За окном ярко светит солнце, но мне больно смотреть на него. Кажется, что оно обожжет, сделает больно, хотя, по-честному, я уже не знаю, куда больнее. Амазонка во мне плачет, и я… я просто хочу к маме.

Я устала, я сломалась, и я хочу, чтобы это закончилось, а потом снова засыпаю, до предела накачанная успокоительным.

Сегодня я просыпаюсь утром, в груди жжет, но уже не так адски больно. Мне колют обезболивающее по часам, и скоро придет медсестра. Я жду ее. Я знаю, что усну после этого укола, и хочу этого, потому что моя реальность теперь для меня невыносима.

Резко распахивается дверь, я ожидаю увидеть медработника, но я вижу Его, и у меня кровь стынет в жилах.

Высокий, сильный, полный власти. Мой первый мужчина, мой единственный палач. Савелий Романович Крутой собственной персоной. Он входит тяжелым шагом, пронзая меня арктическим холодным взглядом, от которого пробирает дрожь.

Смотрю на него. Широкие плечи, уверенная осанка, белый халат, наброшенный поверх расстегнутого пальто.

Дорогие часы, золотой перстень, уложенные назад волосы, строгий профиль и всегда смелые движения льва.

Да, мы из разных миров – я это знаю. Оборванка и бизнесмен – мы никогда не должны были встретиться, но судьба сыграла с нами злую шутку. Такую страшную, кровавую даже.

— Не надо…

Не узнаю свой голос. Какой-то писк, и губы щиплет от того, насколько они сухие, как сложно теперь мне говорить.

— Как ты?

Меня аж передергивает его низкого бархатного голоса. Это звук хищника, как и он сам. Король зверей пожаловал лично к добыче.

Савелий сделает это сейчас, я уверена. Загрызет меня, растерзает птичку. Кажется, я даже вижу в руке что-то похожее на пистолет.

— Пом… помогите!

Каждое слово дается с трудом, а вдох отдает лавой в груди. И словно лезвием меня режет, но хуже его тяжелый взгляд. Полный ненависти, жестокости и желания мести для теперь уже нелюбимой, ненавистной Даши.

— Помогите, кто-нибудь!

— Тише. Не трону.

Крутой никогда не казался мне красивым, но в какой-то момент я не смогла устоять перед ним. Такие, как он, не прогибаются. Они сами кого хочешь нагнут, и меня особенно.

И я сломалась, я теперь тупо его боюсь.

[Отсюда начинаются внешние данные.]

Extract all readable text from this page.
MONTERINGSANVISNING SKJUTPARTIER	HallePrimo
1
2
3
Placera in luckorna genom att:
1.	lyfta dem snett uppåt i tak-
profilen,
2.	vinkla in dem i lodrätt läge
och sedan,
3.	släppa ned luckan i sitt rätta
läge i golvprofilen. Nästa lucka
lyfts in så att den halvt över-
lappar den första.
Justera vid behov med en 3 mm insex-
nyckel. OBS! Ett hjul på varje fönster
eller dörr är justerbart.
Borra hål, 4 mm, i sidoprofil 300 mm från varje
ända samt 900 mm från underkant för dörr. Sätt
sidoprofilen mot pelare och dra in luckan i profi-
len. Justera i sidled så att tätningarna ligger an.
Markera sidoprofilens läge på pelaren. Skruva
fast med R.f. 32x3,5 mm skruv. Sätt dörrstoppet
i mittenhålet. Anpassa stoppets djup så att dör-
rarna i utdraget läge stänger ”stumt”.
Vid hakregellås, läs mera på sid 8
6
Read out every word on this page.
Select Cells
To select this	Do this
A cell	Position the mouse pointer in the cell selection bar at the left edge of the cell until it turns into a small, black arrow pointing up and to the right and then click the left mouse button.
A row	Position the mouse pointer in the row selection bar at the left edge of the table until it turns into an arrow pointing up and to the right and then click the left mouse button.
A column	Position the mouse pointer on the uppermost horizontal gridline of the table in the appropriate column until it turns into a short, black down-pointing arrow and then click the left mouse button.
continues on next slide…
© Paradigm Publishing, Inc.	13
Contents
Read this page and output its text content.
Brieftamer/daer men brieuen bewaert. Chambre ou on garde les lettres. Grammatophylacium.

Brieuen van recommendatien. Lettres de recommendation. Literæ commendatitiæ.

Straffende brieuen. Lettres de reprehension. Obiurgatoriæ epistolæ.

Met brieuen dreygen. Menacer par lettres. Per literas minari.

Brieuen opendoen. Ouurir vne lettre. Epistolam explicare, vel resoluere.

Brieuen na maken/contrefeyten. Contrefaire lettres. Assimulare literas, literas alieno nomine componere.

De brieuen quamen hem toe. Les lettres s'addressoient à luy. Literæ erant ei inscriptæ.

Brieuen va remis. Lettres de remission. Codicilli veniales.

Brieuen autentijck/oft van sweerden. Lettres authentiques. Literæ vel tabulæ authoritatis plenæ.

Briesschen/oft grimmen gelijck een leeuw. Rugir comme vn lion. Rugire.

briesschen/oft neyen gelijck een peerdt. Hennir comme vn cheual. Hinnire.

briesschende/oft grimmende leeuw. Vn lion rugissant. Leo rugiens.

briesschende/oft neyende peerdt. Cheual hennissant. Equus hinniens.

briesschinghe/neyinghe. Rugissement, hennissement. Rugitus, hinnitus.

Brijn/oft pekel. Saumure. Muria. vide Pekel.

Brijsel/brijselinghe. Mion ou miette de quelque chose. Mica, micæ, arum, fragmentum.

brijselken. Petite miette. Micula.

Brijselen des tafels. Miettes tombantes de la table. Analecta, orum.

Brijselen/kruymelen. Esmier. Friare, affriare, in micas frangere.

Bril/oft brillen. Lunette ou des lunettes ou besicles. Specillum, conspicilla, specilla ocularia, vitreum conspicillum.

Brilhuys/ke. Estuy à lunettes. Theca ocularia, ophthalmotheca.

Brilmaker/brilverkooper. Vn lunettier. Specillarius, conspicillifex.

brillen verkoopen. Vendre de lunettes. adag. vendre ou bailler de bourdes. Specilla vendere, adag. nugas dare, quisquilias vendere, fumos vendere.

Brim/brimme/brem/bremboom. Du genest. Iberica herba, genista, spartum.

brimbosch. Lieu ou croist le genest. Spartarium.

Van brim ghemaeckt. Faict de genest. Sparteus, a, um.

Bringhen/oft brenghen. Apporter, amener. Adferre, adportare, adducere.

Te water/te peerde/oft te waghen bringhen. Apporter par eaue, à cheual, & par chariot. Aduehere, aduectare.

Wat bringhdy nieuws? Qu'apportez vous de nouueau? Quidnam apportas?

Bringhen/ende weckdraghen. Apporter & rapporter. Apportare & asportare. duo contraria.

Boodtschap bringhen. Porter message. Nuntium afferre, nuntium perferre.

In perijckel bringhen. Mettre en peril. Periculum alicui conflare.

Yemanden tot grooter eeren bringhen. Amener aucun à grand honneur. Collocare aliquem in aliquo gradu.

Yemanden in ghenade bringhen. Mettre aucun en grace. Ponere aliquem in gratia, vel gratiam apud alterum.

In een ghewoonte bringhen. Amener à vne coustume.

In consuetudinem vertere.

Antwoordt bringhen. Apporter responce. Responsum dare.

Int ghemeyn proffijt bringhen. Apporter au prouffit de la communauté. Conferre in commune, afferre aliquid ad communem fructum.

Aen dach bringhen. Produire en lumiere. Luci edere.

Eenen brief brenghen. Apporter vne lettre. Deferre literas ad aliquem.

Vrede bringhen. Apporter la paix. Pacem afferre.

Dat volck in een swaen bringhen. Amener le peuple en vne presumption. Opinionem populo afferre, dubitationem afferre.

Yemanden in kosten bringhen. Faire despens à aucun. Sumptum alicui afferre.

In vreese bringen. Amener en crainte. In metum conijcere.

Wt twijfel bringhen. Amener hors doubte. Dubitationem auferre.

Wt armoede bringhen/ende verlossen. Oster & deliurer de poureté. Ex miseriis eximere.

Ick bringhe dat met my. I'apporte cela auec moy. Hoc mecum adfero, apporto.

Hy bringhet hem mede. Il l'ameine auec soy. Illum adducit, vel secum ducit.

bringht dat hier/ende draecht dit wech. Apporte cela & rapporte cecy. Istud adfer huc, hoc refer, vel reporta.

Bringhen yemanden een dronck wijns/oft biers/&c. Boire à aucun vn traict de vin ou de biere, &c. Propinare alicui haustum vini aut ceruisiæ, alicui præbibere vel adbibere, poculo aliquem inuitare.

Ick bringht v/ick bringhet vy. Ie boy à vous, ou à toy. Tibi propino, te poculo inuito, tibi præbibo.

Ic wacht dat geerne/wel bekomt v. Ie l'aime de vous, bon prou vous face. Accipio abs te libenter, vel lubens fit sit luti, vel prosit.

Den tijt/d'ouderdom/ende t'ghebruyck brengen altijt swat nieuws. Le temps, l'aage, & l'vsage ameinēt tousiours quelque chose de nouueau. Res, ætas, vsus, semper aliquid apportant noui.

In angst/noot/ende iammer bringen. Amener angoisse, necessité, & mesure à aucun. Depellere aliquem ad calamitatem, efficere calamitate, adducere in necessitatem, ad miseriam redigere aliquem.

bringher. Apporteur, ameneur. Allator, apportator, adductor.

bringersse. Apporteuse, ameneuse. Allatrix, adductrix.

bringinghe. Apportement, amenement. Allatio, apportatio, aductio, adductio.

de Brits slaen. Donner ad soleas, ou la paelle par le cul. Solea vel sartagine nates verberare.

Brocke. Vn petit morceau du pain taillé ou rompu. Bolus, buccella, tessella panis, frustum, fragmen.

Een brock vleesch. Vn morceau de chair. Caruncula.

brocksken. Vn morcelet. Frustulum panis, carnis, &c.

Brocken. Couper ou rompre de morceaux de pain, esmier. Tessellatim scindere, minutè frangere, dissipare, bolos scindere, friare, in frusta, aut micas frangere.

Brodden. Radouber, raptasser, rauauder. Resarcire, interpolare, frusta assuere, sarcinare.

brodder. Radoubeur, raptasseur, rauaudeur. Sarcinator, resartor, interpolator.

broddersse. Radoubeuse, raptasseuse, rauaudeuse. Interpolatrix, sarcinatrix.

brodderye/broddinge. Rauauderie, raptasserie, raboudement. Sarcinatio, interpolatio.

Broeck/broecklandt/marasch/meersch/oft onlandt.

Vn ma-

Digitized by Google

Мне страшно, и все мои маски потрещали по швам.

Я не могу больше ничего играть, я настоящая, и мне кажется, что вот Савелий подойдет ближе, ударит в лицо, станет душить или позовет охрану. И я снова буду видеть ненависть в глазах любимого.

— Не надо... не надо…

Слезы щиплют глаза, и я вижу, как Крутой смотрит на меня, остановившись напротив. Нет, это не мой любимый мужчина, это мой враг, и он все еще ненавидит меня, только теперь в сто крат больше.

Сейчас будет больно, но мозг такой упрямый, он все же хочет жить.

Я начинаю дрожать и при этом не могу отвести от него взгляд. Не могу встать и убежать, скрыться, даже отвернуться. Хищник всегда найдет добычу, а убивать ее медленно ему доставит только удовольствие.

Вижу, как Савелий сжал губы, как заиграли его желваки на широких скулах. С жесткой щетиной впервые, под глазами тени. Он не спал, ждал, когда я очнусь, чтобы самому лично прикончить?

Я не знаю, мысли такие странные – так и прыгают у меня в голове, а еще мое бедное сердце. Оно ускоряет темп, и вот уже начинают пищать все приборы. И я задыхаюсь от его ненависти к себе, это невыносимо.

Вздрагиваю, когда глухо хлопнула дверь.

Савелий вышел, не сказав ни слова. Диалога нет, ничего теперь нет, все сломалось.

Я остаюсь одна в этой большой палате. Вся в слезах, порезанная, отвергнутая и не понимающая, что теперь делать.

Тогда на улице я умоляла Савелия помочь мне найти Алису. Я была готова на все что угодно: быть с ним, под ним, быть его шлюхой даже, но он не согласился. Я не нужна Крутому теперь, тем более такая сломленная, но парадокс в том, что, кроме моего палача, мне некому помочь. Так какой у меня выбор и есть ли он вообще?